Even so, the Jews said: Let's trade land for peace.

In August 1967, Arab leaders assembled in Khartoum gave their reply: No peace. No negotiations. No recognition.

...

In 2000, Ehud Barak offered at Camp David his vision of a viable Palestinian state. Yasser Arafat's "counter-offer" was the Aksa intifada, an orgy of suicide bombings nationwide and drive-by shootings in the West Bank that would claim over 1,000 Israeli lives. Clearly for Arafat, the issue wasn't borders.

For Israelis to now take the idea of a "shelf-agreement" about borders seriously, the Palestinians would have to declare - once and for all - that their dispute with us really is about borders. And that they accept Israel's right to exist as a Jewish state.

If they do that, the rest will fall into place.
Insanity, said Albert Einstein, is doing the same thing over and over again and expecting different results. The 'Palestinians' have already answered the question. As a bonus, they have even already answered it in the context of this round of 'negotiations.' In fact, they have answered it again this morning - the same way Hamas did. They are not willing to accept a Jewish state anywhere or anyhow.
The Palestinians are planning to mark Israel's 60th anniversary Thursday by staging a series of marches and strikes throughout the West Bank and Gaza Strip.

On this occasion, the Palestinian Authority and Hamas pledged that they would never give up the "right of return" for all refugees to their original homes inside Israel.

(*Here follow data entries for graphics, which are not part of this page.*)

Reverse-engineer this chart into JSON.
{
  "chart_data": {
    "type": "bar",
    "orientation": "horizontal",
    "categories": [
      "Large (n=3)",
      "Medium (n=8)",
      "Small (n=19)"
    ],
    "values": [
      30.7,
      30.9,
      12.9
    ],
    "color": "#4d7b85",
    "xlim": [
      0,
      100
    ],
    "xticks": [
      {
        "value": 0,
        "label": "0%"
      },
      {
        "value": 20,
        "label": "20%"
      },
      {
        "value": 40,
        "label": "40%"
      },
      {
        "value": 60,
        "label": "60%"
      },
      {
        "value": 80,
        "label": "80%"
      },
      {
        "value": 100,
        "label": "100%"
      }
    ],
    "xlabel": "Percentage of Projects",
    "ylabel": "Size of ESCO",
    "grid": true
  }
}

PA President Mahmoud Abbas [George Bush's 'partner for peace' CiJ] joined dozens of Palestinians in signing a document pledging to continue the "struggle" until all the Palestinian refugees are permitted to return.

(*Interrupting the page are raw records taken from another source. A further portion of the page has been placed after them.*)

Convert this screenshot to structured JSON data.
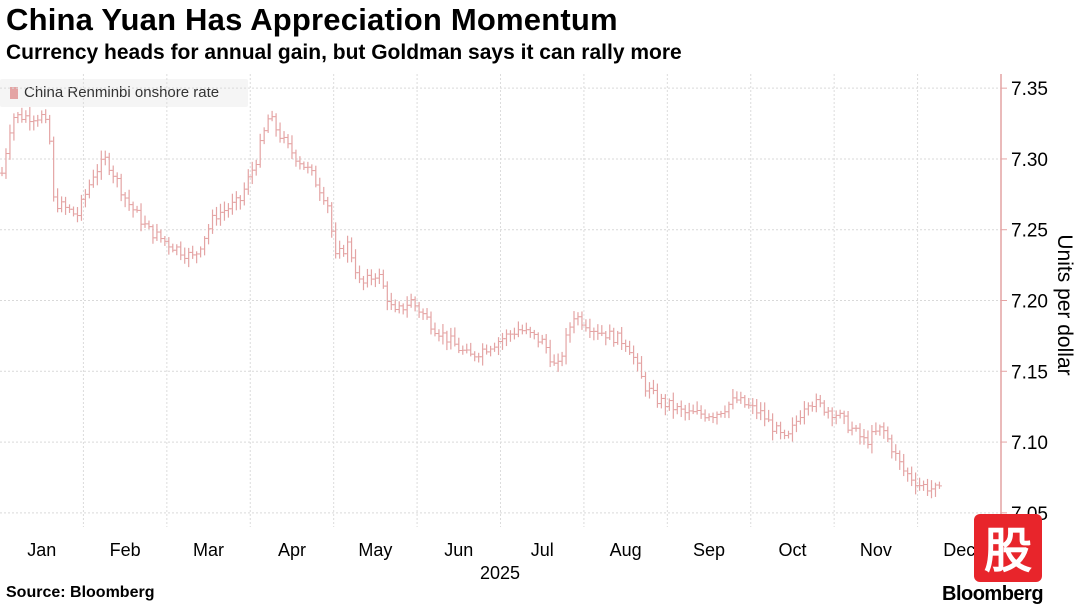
{
  "title": "China Yuan Has Appreciation Momentum",
  "subtitle": "Currency heads for annual gain, but Goldman says it can rally more",
  "source": "Source: Bloomberg",
  "brand": "Bloomberg",
  "stamp_glyph": "股",
  "chart_data": {
    "type": "bar",
    "subtype": "high-low range bars (daily)",
    "legend": [
      "China Renminbi onshore rate"
    ],
    "ylabel": "Units per dollar",
    "xlabel": "2025",
    "ylim": [
      7.04,
      7.36
    ],
    "yticks": [
      7.05,
      7.1,
      7.15,
      7.2,
      7.25,
      7.3,
      7.35
    ],
    "ytick_labels": [
      "7.05",
      "7.10",
      "7.15",
      "7.20",
      "7.25",
      "7.30",
      "7.35"
    ],
    "x_range": [
      0,
      12
    ],
    "months": [
      "Jan",
      "Feb",
      "Mar",
      "Apr",
      "May",
      "Jun",
      "Jul",
      "Aug",
      "Sep",
      "Oct",
      "Nov",
      "Dec"
    ],
    "series": [
      {
        "name": "China Renminbi onshore rate",
        "color": "#e4a4a4",
        "anchors": [
          [
            0.0,
            7.29
          ],
          [
            0.12,
            7.33
          ],
          [
            0.5,
            7.33
          ],
          [
            0.58,
            7.31
          ],
          [
            0.62,
            7.27
          ],
          [
            0.9,
            7.26
          ],
          [
            1.1,
            7.29
          ],
          [
            1.25,
            7.3
          ],
          [
            1.5,
            7.27
          ],
          [
            1.75,
            7.25
          ],
          [
            2.0,
            7.24
          ],
          [
            2.3,
            7.23
          ],
          [
            2.55,
            7.26
          ],
          [
            2.85,
            7.27
          ],
          [
            3.05,
            7.3
          ],
          [
            3.2,
            7.33
          ],
          [
            3.4,
            7.31
          ],
          [
            3.7,
            7.29
          ],
          [
            3.9,
            7.27
          ],
          [
            4.0,
            7.23
          ],
          [
            4.15,
            7.24
          ],
          [
            4.3,
            7.21
          ],
          [
            4.5,
            7.22
          ],
          [
            4.7,
            7.19
          ],
          [
            4.9,
            7.2
          ],
          [
            5.2,
            7.18
          ],
          [
            5.6,
            7.16
          ],
          [
            5.9,
            7.17
          ],
          [
            6.2,
            7.18
          ],
          [
            6.5,
            7.17
          ],
          [
            6.65,
            7.15
          ],
          [
            6.85,
            7.19
          ],
          [
            7.1,
            7.18
          ],
          [
            7.5,
            7.17
          ],
          [
            7.7,
            7.14
          ],
          [
            7.85,
            7.13
          ],
          [
            8.2,
            7.12
          ],
          [
            8.55,
            7.12
          ],
          [
            8.8,
            7.13
          ],
          [
            9.1,
            7.12
          ],
          [
            9.4,
            7.1
          ],
          [
            9.65,
            7.13
          ],
          [
            10.0,
            7.12
          ],
          [
            10.35,
            7.1
          ],
          [
            10.55,
            7.11
          ],
          [
            10.8,
            7.08
          ],
          [
            11.0,
            7.07
          ],
          [
            11.25,
            7.065
          ]
        ]
      }
    ]
  }
}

'Israel has failed in wiping out the memory of the nakba [catastrophe] from the minds of successive Palestinian generations," Abbas declared. "They [Israel] thought that perhaps the elderly would forget. But today we see that neither the elderly nor the young have forgotten. Everyone remembers the nakba."
The 'right of return' is a code phrase for the 'Palestinians' doing to Israel demographically what they could not do militarily: extirpating the Jewish state's existence.

The 'Palestinians' and their Arab 'brothers' have answered the question time and time again and they've answered it the same way each time. It's not about borders. It's time to stop asking!

3 Comments:

At 12:54 PM, Blogger NormanF said...

This comment has been removed by the author.

 
At 12:54 PM, Blogger NormanF said...

That's the point I made in my previous post. Its not really about borders and an entire mythology has grown up around the notion that reasonable people can settle their differences. Except that differences between Israel and the Palestinians are about matters that go to the heart of both sides values and while Israel may have become reconciled to a Palestinian state, the Palestinians have not become reconciled to a Jewish State in their midst. As long as one side wants peace and the other wants war, to talk about the existence of a peace process is an oxymoron. And the Middle East is full of them.

 
At 1:02 PM, Anonymous Anonymous said...

The JPost has in recent years, especially since the last takeover, moved multiple notches to the left, sometimes with content that would even be acceptable in Ha'Artetz.

They print verbatim what AP and Reuters feed them, without batting an eye.

They bombard us with permanent columns and opinion pieces from some of the biggest leftist and self loathing Jews around.

Even with the JPost's editing and censoring of talkback comments on their site, what does come through reflects the immense revulsion people have with this on-again/off-again newspaper. Pray tell what the talkbacks would read like without the JPost blocking any of them (actually, that's usually a good idea).